El meollo de lo que Borrás cuenta es, además de ilustrativo, documentado y divertido, bastante explosivo. Y es que eso que llamamos Transición no deja de ser, sobre todo si uno lee su libro a continuación de una buena historia del franquismo, una continuación humana de una parte del anterior Régimen. Y sobre todo, biológicamente, de su minoría dirigente. Porque si José Solís o Torcuato Fernández-Miranda no han sido ministros en esta democracia podrían haberlo sido y tuvieron mucho que ver en su aparición.
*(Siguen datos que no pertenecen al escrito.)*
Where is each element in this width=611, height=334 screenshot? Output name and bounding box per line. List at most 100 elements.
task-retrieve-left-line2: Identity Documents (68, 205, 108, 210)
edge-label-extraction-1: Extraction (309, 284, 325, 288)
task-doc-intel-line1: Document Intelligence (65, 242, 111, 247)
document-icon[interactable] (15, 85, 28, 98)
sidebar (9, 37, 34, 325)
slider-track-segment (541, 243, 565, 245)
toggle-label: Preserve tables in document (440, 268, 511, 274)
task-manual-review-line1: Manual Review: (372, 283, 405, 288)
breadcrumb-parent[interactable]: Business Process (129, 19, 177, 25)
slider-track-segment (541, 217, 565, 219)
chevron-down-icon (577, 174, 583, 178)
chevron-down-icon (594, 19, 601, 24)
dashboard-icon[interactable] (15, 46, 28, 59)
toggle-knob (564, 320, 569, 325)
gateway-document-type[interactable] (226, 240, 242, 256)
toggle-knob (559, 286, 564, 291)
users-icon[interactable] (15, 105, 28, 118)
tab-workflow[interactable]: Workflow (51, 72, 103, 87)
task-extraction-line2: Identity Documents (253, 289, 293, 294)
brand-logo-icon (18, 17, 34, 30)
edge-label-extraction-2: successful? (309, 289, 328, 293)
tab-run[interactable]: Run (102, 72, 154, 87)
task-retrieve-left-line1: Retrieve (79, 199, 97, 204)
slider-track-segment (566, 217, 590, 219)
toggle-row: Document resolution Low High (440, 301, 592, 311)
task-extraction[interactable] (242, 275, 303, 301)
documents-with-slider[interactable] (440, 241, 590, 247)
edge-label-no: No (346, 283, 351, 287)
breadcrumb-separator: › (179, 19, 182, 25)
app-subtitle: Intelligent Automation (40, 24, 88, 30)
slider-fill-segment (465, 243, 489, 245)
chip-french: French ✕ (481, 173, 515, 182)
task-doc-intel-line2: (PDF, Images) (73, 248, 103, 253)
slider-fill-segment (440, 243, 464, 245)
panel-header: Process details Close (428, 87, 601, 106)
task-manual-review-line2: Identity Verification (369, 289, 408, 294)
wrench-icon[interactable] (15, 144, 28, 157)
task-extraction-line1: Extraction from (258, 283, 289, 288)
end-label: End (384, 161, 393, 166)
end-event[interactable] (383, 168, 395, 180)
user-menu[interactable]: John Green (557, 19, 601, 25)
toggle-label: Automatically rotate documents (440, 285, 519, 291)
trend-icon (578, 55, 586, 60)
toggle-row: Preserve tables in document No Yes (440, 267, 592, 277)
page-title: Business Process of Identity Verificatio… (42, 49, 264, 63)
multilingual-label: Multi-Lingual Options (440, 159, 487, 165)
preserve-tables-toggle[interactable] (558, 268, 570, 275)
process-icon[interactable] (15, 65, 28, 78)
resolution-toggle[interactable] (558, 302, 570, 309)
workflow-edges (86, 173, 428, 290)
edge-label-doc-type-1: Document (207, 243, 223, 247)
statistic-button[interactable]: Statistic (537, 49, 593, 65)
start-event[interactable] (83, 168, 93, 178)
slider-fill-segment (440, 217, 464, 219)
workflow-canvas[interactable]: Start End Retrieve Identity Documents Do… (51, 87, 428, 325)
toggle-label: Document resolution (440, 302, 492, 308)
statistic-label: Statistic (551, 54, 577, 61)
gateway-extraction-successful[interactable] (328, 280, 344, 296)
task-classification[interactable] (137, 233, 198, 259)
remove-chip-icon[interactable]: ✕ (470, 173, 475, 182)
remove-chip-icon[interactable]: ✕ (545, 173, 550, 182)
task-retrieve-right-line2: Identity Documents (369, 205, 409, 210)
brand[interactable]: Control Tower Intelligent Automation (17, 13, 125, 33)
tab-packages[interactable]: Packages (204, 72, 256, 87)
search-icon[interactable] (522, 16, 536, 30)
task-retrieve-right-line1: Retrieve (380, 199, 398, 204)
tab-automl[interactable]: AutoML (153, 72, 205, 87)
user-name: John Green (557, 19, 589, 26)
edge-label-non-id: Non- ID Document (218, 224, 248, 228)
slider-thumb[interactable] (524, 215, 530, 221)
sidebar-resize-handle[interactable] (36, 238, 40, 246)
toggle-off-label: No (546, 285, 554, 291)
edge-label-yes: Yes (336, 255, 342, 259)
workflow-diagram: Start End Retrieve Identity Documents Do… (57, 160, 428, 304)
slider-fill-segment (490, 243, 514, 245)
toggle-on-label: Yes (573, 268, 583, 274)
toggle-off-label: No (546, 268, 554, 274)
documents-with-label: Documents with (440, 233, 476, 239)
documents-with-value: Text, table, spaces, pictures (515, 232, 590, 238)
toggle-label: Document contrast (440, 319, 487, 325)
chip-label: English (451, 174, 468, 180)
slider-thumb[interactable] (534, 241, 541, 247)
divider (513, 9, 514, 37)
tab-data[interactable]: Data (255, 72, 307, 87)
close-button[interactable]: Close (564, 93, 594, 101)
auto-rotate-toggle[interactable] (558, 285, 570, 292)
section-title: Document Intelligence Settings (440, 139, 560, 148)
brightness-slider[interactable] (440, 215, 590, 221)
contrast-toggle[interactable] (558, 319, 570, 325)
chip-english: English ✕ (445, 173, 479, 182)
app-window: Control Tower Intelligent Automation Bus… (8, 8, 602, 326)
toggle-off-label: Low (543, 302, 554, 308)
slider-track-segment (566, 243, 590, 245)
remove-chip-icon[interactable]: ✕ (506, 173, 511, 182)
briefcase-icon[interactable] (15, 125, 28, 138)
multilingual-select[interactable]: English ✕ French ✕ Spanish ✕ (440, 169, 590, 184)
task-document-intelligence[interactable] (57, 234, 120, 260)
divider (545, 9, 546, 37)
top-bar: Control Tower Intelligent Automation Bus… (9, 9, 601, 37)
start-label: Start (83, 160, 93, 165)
Y si José María de Areilza o Manuel Fraga no dirigieron el cambio de régimen no fue por su lealtad al mismo, sino porque otros nombres surgieron de la que ahora se ha dado en llamar la "casta". Y de la regia voluntad del sucesor designado del anterior Jefe del Estado. El poder embriaga, pero ser ministro es lo contrario de ser funcionario, una permanente precariedad, una interinidad deseable y codiciada.
Estos retratos que nos da Borràs son los de gentes tan distintas como Antonio Garrigues y Díaz-Cañabate, Carlos Robles Piquer, José Solís, Leopoldo Calvo-Sotelo, Alfonso Osorio, Rodolfo Martín Villa, Adolfo Suárez, Fernando Abril Martorell, Francisco Fernández Ordóñez, Joaquín Garrigues Walker, Pío Cabanillas Gallas, Manuel Clavero Arévalo o Soledad Becerril, que pudieron ser ministros con Franco y la dictadura, que algunos o fueron, y quién sabe si lo habrían seguido siendo si se hubiese dado el caso. Y muchos más nombres. Quizá, viéndolo desde la raíz franquista de todo el régimen y no sólo de sus ministros lo más llamativo es ver cómo, en la práctica, Juan Carlos I ha manipulado a sus partidarios y a sus enemigos, no ha renunciado nunca ni a su voluntad, ni a su capricho ni a su interés y se ha servido de los servidores del Estado como si lo fuesen de su persona y de su dinastía. Más despiadadamente, aunque con otras formas, que su predecesor. La lista de borboneados, víctimas del egoísmo coronado, es más larga que la de víctimas políticas de Franco. En un sistema nacido del otro; y curiosamente sin disimulos. Lo mejor de Borrás es que cuenta historias, hace historia, cuanta su vida sin aburrir y la de los demás sin ofender pero sin callar. Bueno para encontrar una sonrisa cuando toca ver según qué traspiés de los políticos trepas de la generación ahora al abordaje, que de todo esto poco saben y nada entienden, salvo excepciones que a este lado del Ebro no entreveo.